In interpreting the individual mandate as a tax, do you foresee the tax code now being used more extensively to pass other laws pertaining to big issues of national importance?
There is a reason why Congress declined to call the mandate a “tax.” One presumes it is the same reason that President Obama insisted on national television that this was not a “tax.” People generally oppose higher taxes and they often punish politicians at the polls who increase taxes for reasons that are not broadly persuasive. Chief Justice Roberts saved the mandate by calling it a “tax.” This allowed Congress to pass a law that escaped the criticism that would have occurred had the public known that Congress was passing an enormous tax increase.
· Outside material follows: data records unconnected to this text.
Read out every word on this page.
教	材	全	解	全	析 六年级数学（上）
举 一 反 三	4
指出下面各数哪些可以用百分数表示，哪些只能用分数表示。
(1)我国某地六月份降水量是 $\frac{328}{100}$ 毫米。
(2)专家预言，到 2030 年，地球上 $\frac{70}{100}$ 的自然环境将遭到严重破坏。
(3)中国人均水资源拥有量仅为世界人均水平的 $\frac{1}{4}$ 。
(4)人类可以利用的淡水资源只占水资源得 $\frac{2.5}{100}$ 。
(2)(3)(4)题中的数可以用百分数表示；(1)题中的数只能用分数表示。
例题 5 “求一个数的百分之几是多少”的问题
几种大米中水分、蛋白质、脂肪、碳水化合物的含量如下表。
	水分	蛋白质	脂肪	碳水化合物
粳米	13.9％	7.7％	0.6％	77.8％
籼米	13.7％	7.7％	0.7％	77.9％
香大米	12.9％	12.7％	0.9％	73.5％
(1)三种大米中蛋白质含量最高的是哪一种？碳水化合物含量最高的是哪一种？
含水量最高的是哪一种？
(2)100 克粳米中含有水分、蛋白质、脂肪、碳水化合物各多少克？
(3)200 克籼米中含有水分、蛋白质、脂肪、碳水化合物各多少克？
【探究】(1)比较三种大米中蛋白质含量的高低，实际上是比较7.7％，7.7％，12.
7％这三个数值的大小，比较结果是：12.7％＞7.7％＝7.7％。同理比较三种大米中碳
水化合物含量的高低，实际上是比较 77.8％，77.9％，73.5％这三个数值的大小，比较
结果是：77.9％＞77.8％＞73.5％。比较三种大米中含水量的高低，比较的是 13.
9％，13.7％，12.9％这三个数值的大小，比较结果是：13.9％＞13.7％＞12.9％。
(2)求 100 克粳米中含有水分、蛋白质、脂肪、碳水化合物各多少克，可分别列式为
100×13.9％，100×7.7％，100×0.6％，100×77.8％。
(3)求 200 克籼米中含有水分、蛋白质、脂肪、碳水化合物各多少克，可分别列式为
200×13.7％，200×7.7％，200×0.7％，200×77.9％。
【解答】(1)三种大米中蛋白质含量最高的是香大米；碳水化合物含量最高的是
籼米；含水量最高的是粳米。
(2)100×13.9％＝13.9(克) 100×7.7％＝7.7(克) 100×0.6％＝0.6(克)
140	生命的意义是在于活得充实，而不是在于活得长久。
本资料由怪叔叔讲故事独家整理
However, the public is now on notice that any similar “penalties” proposed in the future are actually proposed “taxes.” That fact alone may deter Congress from walking through the door just opened by the chief justice.
Chief Justice Roberts is just 57 years old, and will probably lead the court for at least another 20 years. What kind of insight into the philosophy of the Roberts court can we glean from this ruling and the other major rulings of the last week of this term?
To date, Chief Justice Roberts has been far bolder in leading the court toward his vision of due process, equal protection and individual rights than he has been in crafting a jurisprudence of federalism and limiting the general scope of federal power. Compare his forceful opinions in the Citizens United and Parents Involved cases with his quiet joining of Associate Justice (Stephen) Breyer’s opinion in United States v. Comstock (upholding federal power to extend incarceration for federal prisoners beyond their served sentence) and his almost apologetic embrace of Associate Justice Breyer’s theory of the taxing power in NFIB v. Sebelius (the new name for the health care cases).
On the other hand, I think it would be unwise to ignore those aspects of Chief Justice Roberts’ opinion that insist on maintaining a federal government of limited enumerated powers. A majority of the court not only announced significant limits to the Commerce Power, they also limited the scope of the Spending Power. Don’t forget, in the second half of his opinion, Roberts joined four other votes in striking down the attempt by Congress to condition all federal Medicaid funding on the states’ willingness to expand their current Medicaid benefits. This is the first time since the New Deal that the Supreme Court has actually enforced limits on the national power to “tax and spend.” This shows that the chief justice is not afraid to apply principles of federalism even where they have real bite.
In the end, the chief justice may have planted seeds in NFIB v. Sebelius that will grow in later cases.